If this, if that. Her head ached with the numerous possibilities, none of them good. The Frankensteins she and Steele had created had grown well beyond her control now, maybe even beyond her knowledge of what was possible. And that terrified her.
“Lenora, it’s Keith Krackett. Please give me a call.”
Beep.
“Keith again. Is your voice mail working? I haven’t heard from you, Lenora. Call me ASAP.”
Beep.
“It’s eleven Sunday night. I need to speak to you immediately. Call me.”
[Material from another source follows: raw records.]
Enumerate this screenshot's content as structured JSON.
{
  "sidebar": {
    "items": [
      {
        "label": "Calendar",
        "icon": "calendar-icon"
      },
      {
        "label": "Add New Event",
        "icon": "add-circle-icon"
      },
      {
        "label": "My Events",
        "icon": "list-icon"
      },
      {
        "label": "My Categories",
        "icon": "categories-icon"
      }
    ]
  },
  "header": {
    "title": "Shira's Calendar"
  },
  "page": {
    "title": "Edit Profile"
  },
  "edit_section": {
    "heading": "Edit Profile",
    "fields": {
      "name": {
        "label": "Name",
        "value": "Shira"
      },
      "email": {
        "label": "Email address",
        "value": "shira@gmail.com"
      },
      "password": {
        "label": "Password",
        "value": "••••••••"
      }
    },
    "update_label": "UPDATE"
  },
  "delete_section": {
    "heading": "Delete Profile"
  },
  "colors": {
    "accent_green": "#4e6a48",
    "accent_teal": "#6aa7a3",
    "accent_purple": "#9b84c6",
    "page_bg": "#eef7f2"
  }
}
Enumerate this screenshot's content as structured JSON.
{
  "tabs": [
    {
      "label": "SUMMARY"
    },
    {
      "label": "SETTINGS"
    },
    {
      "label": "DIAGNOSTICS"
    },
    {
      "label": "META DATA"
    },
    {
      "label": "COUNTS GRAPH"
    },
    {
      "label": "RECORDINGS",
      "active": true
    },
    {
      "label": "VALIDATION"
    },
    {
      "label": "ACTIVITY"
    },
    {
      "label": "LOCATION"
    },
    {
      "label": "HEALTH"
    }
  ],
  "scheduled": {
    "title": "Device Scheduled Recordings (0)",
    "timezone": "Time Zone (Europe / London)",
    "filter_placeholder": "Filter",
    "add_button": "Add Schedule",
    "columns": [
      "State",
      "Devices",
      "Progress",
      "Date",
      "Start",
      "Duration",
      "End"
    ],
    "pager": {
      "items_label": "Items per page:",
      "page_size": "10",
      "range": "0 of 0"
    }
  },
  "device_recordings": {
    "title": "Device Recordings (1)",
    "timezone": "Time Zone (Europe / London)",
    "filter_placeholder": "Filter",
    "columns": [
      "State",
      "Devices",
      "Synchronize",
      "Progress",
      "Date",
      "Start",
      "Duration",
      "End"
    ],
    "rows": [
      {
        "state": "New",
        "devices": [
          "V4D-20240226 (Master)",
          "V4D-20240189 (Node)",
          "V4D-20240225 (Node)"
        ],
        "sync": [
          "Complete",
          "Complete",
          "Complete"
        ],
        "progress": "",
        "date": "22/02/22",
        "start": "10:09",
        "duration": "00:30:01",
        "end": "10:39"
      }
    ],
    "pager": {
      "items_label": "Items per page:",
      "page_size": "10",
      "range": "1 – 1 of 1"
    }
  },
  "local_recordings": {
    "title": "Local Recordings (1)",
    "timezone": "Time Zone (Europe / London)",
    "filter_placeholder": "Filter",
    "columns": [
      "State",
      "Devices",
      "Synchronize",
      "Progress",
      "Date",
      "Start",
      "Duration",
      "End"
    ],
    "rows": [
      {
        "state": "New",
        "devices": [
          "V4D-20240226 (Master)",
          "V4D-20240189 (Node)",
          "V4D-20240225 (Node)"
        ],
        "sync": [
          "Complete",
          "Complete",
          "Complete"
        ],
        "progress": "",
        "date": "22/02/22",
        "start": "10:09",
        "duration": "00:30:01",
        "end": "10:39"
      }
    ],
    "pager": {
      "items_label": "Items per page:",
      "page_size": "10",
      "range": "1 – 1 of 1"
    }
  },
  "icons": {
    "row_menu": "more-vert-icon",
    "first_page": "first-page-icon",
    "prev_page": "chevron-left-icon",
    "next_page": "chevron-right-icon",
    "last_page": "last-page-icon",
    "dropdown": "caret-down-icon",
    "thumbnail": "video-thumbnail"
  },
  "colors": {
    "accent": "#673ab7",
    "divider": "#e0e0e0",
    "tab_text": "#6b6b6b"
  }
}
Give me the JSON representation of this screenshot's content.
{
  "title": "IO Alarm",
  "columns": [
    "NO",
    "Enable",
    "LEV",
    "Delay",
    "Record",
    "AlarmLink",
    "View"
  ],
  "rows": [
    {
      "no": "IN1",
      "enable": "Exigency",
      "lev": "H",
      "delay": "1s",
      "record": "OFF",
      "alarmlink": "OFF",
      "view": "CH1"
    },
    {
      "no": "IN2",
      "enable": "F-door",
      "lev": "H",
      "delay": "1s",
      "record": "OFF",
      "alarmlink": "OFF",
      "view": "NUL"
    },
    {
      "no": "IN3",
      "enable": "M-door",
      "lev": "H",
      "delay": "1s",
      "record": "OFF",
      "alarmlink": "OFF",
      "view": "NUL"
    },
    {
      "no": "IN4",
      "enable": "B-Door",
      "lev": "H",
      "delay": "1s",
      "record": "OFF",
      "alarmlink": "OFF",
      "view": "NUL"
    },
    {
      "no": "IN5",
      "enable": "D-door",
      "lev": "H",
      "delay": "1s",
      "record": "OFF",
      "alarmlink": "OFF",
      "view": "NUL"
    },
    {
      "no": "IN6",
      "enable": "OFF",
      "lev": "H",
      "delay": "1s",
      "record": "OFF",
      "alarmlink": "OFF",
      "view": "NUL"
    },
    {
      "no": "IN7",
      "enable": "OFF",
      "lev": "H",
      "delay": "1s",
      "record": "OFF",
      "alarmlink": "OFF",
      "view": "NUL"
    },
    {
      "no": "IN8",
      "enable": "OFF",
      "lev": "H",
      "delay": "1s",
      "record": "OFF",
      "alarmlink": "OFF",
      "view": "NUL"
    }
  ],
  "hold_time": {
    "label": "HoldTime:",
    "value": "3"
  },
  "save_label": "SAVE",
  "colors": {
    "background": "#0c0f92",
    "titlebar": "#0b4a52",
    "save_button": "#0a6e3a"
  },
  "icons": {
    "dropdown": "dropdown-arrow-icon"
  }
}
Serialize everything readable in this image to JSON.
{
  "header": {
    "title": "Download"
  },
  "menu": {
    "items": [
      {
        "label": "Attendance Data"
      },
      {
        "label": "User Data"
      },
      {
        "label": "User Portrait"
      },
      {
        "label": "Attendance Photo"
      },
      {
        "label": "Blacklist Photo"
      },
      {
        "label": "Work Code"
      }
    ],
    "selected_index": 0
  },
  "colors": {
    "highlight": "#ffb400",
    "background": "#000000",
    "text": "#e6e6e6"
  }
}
Fletcher stood next to the phone in her hotel room, listening to the voice mail. Krackett had called a total of twelve times, each call progressively more demanding. The last call had come in about two hours ago. Relentless fucker, she thought, and deleted the messages. She would call him tonight, after she’d picked up Evans at the airport and had a chance to talk to him.
She stripped off her Lia clothes, left them where they fell, and went over to the closet for jeans and a shirt. Casual for Evans. Florida casual. She needed to do what she did best, figure the angles, play the possibilities. Evans would help her do that.
But she knew that if she didn’t call Krackett, he would keep calling her, leaving messages that eventually would collapse into outright threats. If she didn’t respond, he would send one of his lackeys down here or fly here himself. And that would be bad, very bad.
Call him, get it over with, stall for time.
She dressed, then picked up the phone, punched out his private number. He picked up on the second ring. “Keith, it’s Lenora. What’s up?”
A brief, terrible silence, then: “What’s up?” He hissed the words. “Since Saturday I’ve left Christ know
s how many messages on your machine and this is the first call I’ve gotten, Lenora. That’s what’s up. What in the hell is going on?”
His tone rankled her, but she managed to keep her voice calm when she spoke. “I haven’t called because there’s nothing to report, Keith. We’re working on several possibilities.”
Keep it vague and brief, she thought. The less Krackett knew, the better off she would be. She hit the high points and none of the explosive details, like Indrio’s call to Sheppard or what she had learned from Hal’s father.
“Tell me more about this feeling you had that you were being scanned,” Krackett said.
“There’s nothing to tell. It was Manacas, I’m sure of it. And if he’s in the vicinity, then I’m sure Indrio and Hal aren’t too far away.”
“I want this matter wrapped up in a few days, Lenora. I don’t care how you do it, just do it.”
She needed more time, but she didn’t say that to Krackett. “I’ll do my best.”
“And I’d like a progress report each day.”
“I’ll call when I have something to report, Keith. Talk to you soon.” She hung up before he could say anything more and sat there, clenching and unclenching her fists, anger smoldering inside of her.
Fletcher spotted Evans as soon as she entered the airport. He waited at the baggage carousel and, except for the laptop slung over his shoulder, he might be just one more elderly tourist in a cotton shirt and chinos. She thought he looked better than he had when she’d seen him several days ago in D.C.
“I bet you thought I’d forgotten you,” she said, coming up behind him.
Evans glanced around and smiled. “Not a chance you’ll ever forget me, Lenora.”
She laughed and hugged him hello. “I’m really glad you came down here. I could use some help.” And, despite his retirement and illness, she still felt protected in Evans’s presence.